The Indian government has officially withdrawn its controversial draft Sugarcane (Control) Order this week, bowing to intense pressure from farmers’ unions and small-scale khandsari manufacturers. The proposed legislation sought to overhaul the 60-year-old regulatory framework governing the sugar industry by expanding state oversight to include the ethanol production and khandsari (unrefined sugar) sectors.
Background of the Regulatory Shift
For over six decades, the Sugarcane (Control) Order of 1966 has served as the primary legal instrument for managing the production, pricing, and distribution of sugarcane in India. The government’s intent behind the proposed update was to streamline the supply chain and integrate emerging biofuels into the formal regulatory landscape.
However, the move was met with immediate resistance from stakeholders in the decentralized sugar sector. Industry analysts note that khandsari units—small-scale operations that process sugarcane into jaggery or low-grade sugar—operate on thin margins and often function outside the rigid compliance structures required of large-scale sugar mills.
Points of Contention
The primary concern raised by farmers was the potential for increased bureaucratic interference in their ability to sell cane to local processors. Farmers argued that bringing khandsari units under the same strict regulatory umbrella as large mills would drive down the purchase price of their crop by limiting the number of buyers in the market.
Data from the Ministry of Consumer Affairs, Food and Public Distribution indicates that the ethanol sector has seen a massive surge in investment over the last five years. While the government aimed to standardize this growth, industry experts warned that the draft order lacked the flexibility needed to accommodate the unique challenges faced by smaller, regional players.
Expert Perspectives
Agricultural economists suggest that the withdrawal highlights the complexities of modernizing an industry deeply rooted in traditional farming practices. Dr. Rajesh Kumar, an analyst specializing in rural supply chains, stated that “centralized control often struggles to capture the nuance of localized agricultural economies.”
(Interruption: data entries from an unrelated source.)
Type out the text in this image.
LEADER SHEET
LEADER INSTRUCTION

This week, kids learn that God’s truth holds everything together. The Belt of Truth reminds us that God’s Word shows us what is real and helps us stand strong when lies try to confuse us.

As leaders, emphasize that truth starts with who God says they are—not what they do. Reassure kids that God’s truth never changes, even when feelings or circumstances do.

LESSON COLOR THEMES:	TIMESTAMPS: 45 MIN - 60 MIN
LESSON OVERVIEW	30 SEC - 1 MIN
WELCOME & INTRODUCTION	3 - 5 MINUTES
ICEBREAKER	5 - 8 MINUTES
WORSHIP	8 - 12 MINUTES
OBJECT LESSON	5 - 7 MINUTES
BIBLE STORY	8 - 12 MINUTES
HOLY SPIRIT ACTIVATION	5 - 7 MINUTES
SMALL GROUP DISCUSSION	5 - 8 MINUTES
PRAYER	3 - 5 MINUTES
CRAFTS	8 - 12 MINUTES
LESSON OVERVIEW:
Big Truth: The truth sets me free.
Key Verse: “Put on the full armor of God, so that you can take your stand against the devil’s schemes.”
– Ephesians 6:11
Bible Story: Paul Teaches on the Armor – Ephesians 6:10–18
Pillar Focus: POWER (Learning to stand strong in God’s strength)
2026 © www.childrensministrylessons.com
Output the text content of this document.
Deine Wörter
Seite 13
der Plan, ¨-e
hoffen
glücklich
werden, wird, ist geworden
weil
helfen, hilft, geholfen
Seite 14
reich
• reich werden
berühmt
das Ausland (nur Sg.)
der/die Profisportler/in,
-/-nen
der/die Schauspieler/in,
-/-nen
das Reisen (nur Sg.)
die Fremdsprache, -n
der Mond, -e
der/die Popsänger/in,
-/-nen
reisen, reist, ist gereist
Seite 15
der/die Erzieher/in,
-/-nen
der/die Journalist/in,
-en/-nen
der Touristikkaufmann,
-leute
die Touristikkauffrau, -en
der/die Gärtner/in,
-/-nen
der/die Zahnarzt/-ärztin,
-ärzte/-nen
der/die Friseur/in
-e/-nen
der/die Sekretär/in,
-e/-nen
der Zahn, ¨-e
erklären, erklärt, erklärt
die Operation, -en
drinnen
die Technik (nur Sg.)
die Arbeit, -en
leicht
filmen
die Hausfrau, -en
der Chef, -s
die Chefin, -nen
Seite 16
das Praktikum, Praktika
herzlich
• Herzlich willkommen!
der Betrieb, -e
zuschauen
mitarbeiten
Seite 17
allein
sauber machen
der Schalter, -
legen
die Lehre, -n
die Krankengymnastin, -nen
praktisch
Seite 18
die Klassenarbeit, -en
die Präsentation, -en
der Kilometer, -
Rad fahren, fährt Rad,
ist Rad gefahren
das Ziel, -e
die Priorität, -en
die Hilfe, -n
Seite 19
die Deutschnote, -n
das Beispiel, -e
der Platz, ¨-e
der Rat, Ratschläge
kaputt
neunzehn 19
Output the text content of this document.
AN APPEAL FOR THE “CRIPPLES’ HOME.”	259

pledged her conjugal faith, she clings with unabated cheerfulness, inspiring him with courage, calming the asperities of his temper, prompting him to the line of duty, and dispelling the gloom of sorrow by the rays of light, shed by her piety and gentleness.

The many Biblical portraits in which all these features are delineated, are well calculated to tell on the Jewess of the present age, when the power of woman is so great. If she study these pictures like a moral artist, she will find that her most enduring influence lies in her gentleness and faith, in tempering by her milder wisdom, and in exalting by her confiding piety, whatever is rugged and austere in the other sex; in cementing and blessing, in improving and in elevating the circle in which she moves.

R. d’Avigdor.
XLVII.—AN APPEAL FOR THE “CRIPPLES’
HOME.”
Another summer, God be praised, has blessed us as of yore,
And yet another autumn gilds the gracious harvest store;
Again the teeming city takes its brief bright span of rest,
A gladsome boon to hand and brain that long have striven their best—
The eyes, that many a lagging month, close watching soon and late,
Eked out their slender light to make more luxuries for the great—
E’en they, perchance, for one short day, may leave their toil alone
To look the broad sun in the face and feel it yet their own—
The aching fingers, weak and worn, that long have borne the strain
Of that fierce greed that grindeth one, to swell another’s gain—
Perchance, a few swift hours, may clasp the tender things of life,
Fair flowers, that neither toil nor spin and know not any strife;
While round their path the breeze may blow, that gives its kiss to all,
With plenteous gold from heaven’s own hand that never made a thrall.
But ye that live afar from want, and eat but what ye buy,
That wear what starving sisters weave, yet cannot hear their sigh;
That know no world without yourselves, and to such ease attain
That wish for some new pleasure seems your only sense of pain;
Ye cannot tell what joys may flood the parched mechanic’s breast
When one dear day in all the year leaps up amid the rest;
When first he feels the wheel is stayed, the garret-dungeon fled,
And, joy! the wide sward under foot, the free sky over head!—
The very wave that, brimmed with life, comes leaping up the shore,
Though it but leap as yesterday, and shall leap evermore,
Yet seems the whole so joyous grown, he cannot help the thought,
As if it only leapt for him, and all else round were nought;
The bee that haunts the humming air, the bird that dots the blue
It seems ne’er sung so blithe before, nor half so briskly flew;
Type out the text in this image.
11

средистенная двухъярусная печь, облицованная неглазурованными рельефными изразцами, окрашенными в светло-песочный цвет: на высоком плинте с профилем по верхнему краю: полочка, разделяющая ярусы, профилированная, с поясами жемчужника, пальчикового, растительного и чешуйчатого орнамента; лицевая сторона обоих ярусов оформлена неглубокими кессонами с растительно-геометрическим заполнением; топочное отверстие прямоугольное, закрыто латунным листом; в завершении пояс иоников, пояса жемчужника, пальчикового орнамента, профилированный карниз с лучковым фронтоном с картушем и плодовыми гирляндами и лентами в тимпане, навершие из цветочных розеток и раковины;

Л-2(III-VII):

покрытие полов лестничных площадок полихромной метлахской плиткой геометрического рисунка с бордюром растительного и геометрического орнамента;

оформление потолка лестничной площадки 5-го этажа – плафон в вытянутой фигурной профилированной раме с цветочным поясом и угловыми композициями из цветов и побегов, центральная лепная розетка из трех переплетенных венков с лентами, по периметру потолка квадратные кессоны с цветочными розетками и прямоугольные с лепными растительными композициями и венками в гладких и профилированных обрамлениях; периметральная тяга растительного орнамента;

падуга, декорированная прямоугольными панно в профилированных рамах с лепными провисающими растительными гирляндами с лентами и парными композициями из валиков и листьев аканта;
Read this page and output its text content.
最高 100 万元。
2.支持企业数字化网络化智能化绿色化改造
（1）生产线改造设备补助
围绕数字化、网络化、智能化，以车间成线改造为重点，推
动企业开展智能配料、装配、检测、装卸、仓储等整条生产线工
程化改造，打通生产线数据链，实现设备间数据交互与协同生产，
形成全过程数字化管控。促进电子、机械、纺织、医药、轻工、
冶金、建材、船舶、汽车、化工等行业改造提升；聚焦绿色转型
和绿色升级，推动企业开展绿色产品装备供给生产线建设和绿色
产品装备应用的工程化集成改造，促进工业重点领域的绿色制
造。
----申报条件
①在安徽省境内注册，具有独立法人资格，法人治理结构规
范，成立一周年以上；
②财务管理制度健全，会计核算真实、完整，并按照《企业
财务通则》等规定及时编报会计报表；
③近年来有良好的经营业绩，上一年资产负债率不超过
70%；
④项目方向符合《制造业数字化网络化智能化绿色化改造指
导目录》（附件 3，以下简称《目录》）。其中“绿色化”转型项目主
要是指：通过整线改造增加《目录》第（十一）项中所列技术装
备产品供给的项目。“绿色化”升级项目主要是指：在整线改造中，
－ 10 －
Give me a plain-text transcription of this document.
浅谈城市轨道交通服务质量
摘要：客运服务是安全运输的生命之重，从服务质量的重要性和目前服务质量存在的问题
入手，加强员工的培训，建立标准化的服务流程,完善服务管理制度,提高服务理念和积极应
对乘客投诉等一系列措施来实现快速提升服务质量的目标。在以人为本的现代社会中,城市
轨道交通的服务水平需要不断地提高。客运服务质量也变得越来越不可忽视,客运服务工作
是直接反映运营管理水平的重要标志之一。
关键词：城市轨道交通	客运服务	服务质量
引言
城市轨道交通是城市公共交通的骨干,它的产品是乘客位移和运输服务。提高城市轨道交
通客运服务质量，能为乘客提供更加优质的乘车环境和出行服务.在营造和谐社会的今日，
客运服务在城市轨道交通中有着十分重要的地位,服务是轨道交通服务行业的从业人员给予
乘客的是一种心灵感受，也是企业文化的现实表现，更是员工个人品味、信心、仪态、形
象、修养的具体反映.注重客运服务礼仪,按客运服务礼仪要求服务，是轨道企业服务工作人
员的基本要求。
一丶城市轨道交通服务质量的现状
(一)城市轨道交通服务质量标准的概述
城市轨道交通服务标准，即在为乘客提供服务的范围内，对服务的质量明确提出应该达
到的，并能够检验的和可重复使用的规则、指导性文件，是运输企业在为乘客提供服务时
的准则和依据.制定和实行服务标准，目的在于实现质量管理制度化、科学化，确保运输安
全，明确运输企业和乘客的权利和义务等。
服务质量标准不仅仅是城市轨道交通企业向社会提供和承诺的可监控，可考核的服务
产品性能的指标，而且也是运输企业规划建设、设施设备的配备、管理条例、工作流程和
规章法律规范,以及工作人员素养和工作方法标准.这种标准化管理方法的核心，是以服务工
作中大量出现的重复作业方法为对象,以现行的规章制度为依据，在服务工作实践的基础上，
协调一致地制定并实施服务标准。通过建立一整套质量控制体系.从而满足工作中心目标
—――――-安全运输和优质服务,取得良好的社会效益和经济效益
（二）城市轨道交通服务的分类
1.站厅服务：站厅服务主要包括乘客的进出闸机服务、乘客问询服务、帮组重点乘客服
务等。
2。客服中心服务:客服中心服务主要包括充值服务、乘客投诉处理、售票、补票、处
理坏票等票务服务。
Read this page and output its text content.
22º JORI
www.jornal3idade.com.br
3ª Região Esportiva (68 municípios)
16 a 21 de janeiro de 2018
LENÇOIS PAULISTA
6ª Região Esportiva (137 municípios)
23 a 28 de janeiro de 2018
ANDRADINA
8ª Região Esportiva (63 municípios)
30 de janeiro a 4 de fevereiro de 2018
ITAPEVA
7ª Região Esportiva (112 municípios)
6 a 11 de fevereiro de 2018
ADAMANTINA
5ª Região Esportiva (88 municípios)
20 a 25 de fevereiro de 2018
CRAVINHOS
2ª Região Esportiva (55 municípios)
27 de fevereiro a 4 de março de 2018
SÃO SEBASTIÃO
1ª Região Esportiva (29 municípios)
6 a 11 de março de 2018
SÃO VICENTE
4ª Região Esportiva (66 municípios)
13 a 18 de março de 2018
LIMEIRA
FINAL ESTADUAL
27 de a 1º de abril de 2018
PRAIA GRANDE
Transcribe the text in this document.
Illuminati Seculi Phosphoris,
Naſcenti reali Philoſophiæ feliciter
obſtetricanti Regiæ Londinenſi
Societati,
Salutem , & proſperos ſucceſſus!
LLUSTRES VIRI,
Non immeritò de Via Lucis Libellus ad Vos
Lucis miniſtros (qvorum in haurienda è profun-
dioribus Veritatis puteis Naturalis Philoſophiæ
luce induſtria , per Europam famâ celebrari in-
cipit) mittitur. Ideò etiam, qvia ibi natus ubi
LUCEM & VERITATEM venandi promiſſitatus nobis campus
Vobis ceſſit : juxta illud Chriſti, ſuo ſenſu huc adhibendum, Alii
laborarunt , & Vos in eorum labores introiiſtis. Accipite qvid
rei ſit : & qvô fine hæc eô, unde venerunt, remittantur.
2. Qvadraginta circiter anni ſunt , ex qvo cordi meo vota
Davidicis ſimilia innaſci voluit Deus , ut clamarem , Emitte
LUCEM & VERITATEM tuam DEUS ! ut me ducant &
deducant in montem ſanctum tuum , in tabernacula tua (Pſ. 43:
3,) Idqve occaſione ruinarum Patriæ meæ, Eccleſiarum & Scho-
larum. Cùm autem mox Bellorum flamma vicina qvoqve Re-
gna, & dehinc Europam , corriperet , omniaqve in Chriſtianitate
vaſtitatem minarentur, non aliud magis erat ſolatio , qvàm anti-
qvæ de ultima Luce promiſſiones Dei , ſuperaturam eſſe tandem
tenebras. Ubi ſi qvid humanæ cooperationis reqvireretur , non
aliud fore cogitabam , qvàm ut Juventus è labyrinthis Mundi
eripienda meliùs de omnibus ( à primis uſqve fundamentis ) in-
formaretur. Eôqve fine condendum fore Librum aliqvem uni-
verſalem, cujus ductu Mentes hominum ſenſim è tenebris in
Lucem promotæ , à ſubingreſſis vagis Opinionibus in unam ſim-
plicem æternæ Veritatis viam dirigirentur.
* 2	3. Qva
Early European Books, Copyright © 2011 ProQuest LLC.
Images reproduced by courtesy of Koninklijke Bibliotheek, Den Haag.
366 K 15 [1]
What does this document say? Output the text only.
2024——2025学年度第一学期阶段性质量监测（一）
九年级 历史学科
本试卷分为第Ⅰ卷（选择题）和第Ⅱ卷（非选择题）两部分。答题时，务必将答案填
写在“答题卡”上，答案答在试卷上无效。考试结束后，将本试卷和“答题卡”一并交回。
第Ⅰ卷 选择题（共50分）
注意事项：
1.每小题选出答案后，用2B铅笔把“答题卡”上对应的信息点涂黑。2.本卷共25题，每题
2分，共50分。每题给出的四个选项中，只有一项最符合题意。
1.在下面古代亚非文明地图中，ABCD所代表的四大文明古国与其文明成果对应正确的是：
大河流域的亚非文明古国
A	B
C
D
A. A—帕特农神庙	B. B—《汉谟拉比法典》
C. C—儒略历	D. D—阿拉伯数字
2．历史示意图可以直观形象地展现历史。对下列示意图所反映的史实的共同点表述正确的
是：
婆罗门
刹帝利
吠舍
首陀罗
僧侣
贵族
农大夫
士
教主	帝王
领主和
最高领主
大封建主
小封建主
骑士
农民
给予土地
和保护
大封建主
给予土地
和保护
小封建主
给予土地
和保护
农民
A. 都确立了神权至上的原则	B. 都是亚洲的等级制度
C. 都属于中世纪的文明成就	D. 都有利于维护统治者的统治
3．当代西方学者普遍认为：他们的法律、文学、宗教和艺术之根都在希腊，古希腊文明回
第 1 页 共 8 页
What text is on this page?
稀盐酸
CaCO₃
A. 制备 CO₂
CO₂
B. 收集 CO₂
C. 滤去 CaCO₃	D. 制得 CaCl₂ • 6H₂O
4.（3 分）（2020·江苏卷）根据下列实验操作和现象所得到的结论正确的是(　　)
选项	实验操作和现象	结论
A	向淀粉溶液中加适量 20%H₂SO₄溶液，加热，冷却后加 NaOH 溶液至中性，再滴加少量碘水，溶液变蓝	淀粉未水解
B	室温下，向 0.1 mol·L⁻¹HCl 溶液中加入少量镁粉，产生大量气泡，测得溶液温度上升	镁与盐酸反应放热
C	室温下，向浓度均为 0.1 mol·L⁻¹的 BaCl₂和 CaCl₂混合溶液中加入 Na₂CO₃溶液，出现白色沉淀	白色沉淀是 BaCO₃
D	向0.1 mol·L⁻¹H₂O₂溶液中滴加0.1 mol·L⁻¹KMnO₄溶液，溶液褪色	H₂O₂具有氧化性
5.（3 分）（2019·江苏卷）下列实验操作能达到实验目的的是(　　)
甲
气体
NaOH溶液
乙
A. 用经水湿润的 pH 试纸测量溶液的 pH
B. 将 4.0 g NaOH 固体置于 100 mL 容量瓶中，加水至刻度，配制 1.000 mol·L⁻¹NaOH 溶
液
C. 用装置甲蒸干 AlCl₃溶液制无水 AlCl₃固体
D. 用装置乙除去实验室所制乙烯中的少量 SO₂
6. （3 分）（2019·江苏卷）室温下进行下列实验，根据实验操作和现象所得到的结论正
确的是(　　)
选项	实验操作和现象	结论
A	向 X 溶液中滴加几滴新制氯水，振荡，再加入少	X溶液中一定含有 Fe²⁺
Furthermore, industry reports indicate that the khandsari sector provides essential employment in rural pockets where large sugar mills are not economically viable. By attempting to force these units into a standardized framework, the government inadvertently risked destabilizing a key source of rural income.
Future Implications
The decision to scrap the draft order signals a temporary return to the status quo, but the need for updated regulations remains a topic of debate. The government now faces the challenge of drafting new legislation that balances industrial growth with the protection of small-scale producers.
Industry watchers should monitor upcoming consultations between the Ministry and state-level agricultural boards. Future attempts at reform will likely focus on creating separate, tiered regulatory categories rather than a blanket approach for all sugar-related activities.